Figure 1.. Fructose-dependent fatty acid synthesis is ACLY-independent.

a, Representative H&E and Oil Red O histological stains of livers of WT or LAKO mice on chow (CD) or high fructose diet (HFrD) from two independent experiments of n = 4 WT and LAKO mice/diet (4 weeks) and n = 13 WT mice/diet and n = 6 LAKO mice/diet (18 weeks). Scale bars = 100 μm. b, Relative deuterium incorporation in palmitic acid (16:0) and stearic acid (18:0) after 24 hour D₂O labeling of mice, D₂O set to 1 and compared to D₂O Fruc:Gluc within each genotype, significance determined by two-sided t tests. c, % total labeled carbons in serum saponified fatty acids from mice gavaged with 1:1 fructose:glucose, ¹³C-labeled substrate indicated, bars represent mean. d, Immunoblots of lipogenic enzymes in livers of WT or LAKO mice fed CD or HFrD for 4 weeks.

Figure 2.. Lipogenic acetyl-CoA is preferentially produced from acetate in hepatocytes.

a, Pathways for lipogenic acetyl-CoA production from fructose, glucose, or acetate. b-c, % total labeled carbons in fructolytic intermediates (b) and acetyl-CoA, malonyl-CoA, or HMG-CoA (c) in primary hepatocytes incubated for 6 hours with 25mM fructose + 1mM acetate, ¹³C-labeled substrate indicated, bars represent mean, n = 3. d, Total ion counts (TIC) of labeled liver F1P, pyruvate, and acetyl-CoA, concentrations (μM) of portal blood labeled acetate, and % labeling of liver 16:0 and 18:0 in saline-treated WT mice gavaged with 1:1 ¹³C-fructose:glucose, data are mean ± SEM, n = 3 mice/time point.

Figure 3.. Metabolism of bolus fructose by the microbiome feeds hepatic lipogenesis.

a, Area under curve (AUC_0–240 min) of labeled hepatic F1P, pyruvate, acetyl-CoA, palmitate and portal blood acetate, data are mean ± SEM. See Extended Data Figure 8a for curves. b, % total labeled carbons in serum saponified fatty acids from saline- or antibiotic-treated LAKO mice gavaged with ¹³C-fructose:glucose, significance determined using two-sided t tests. c, % total labeled carbons in serum saponified fatty acids from saline- or antibiotic-treated LAKO mice gavaged with 1:1 fructose:glucose + 0.5 g/kg acetate, ¹³C-labeled substrate indicated, significance determined by two-sided t test. d, % total labeled carbons in serum saponified fatty acids from WT and LAKO mice 1 week after injection with AAV-GFP or AAV-shAcss2, significance determined by two-sided t test. For b-c, bars represent mean.

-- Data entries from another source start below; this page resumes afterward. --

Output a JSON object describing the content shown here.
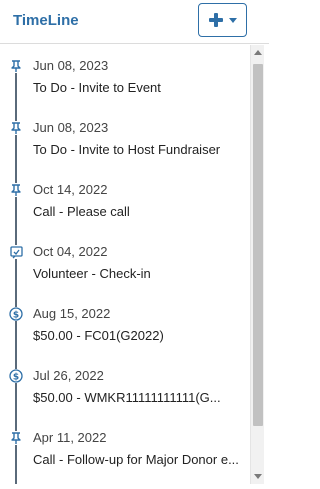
{
  "header": {
    "title": "TimeLine",
    "add_button": {
      "icon": "plus-icon",
      "dropdown_icon": "caret-down-icon"
    }
  },
  "colors": {
    "accent": "#2e6fa7",
    "line": "#5a6a7a"
  },
  "timeline": {
    "items": [
      {
        "icon": "pin-icon",
        "date": "Jun 08, 2023",
        "description": "To Do - Invite to Event"
      },
      {
        "icon": "pin-icon",
        "date": "Jun 08, 2023",
        "description": "To Do - Invite to Host Fundraiser"
      },
      {
        "icon": "pin-icon",
        "date": "Oct 14, 2022",
        "description": "Call - Please call"
      },
      {
        "icon": "checkin-icon",
        "date": "Oct 04, 2022",
        "description": "Volunteer - Check-in"
      },
      {
        "icon": "dollar-icon",
        "date": "Aug 15, 2022",
        "description": "$50.00 - FC01(G2022)"
      },
      {
        "icon": "dollar-icon",
        "date": "Jul 26, 2022",
        "description": "$50.00 - WMKR11111111111(G..."
      },
      {
        "icon": "pin-icon",
        "date": "Apr 11, 2022",
        "description": "Call - Follow-up for Major Donor e..."
      }
    ]
  }
}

Figure 4.. Gradual fructose consumption promotes hepatic lipogenesis from ACLY- and ACSS2-derived acetyl-CoA.

a, Experimental design for gradual fructose consumption. b, % total labeled carbons from ¹³C-fructose or glucose in hepatic saponified fatty acids, WT vs. LAKO. c, % total labeled hydrogens from D₂O in hepatic saponified fatty acids. d, % total labeled carbons from ¹³C-acetate in serum saponified fatty acids, see Extended Data Fig. 10a for experimental design. e, total % labeled hydrogens from D₂O in hepatic saponified fatty acids in WT and LAKO mice following 1 week treatment with saline or antibiotics (abx). f, mRNA expression of ChREBP and lipogenic genes in livers of mice in (e). g, total % hydrogens labeled in hepatic saponified fatty acids in WT and LAKO mice 1 week after injection with AAV-GFP or AAV-shAcss2. For b-g, bars represent mean, b-e,g, significance determined using 2-way ANOVA with Tukey’s test for multiple comparisons.